American computer scientist

Misty Blowers is the Chief Technology Officer of the US Marine Corps, an American computer scientist and professor of blockchain technologies at George Mason University. She was awarded the 2018 Early Achievement Award from SPIE.

== Early life and education ==
Blowers attended Oneida High School in Madison County, New York. She attended State University of New York College of Environmental Science and Forestry, where she earned a Bachelors degree in Paper Science in 1995. After graduating she spent six years working at Chemical Process Equipment Suppliers designing new pulp mill systems. Blowers completed a Masters in Computer Science at Syracuse University in 2003. She obtained her doctorate in Applied Science and Engineering at the State University of New York College of Environmental Science and Forestry in 2009.

== Career ==
Blowers began to work for the Air Force Research Laboratory. She managed Cyber Operations and looked after over $175 million government contracts. Blowers has several patents for detection and tracking. She designed and developed a machine learning-based approach to monitor complex systems in real time and provide actionable alerts. In 2014 she was named "Technologist of the Year" by the Technical Association of Central New York, and is the only woman ever to win the prize.

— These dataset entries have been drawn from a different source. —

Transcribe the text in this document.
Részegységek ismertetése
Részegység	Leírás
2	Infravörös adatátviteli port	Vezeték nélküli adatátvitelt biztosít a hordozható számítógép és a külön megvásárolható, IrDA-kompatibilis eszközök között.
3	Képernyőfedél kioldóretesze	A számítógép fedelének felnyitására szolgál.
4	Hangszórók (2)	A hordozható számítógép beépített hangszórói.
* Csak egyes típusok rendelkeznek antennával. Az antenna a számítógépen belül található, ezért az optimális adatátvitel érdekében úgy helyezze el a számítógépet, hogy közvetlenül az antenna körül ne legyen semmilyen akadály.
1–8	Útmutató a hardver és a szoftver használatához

She and a group of government/military leadership and the US Defense Industrial Base wrote the book Evolution of Cyber Operations and Technologies to 2035 in 2015. She founded Datalytica LLC in 2015. Blowers is involved with the development of programs for the US Department of Defense. She is an adjunct professor in Blockchain Technologies at George Mason University. Blowers was corporate director of strategic development at Peraton and performs similar work several other companies.

She was awarded the 2018 Early Achievement Award from SPIE. She was appointed to a NATO task force on Mission Assurance of Autonomous Unmanned Systems.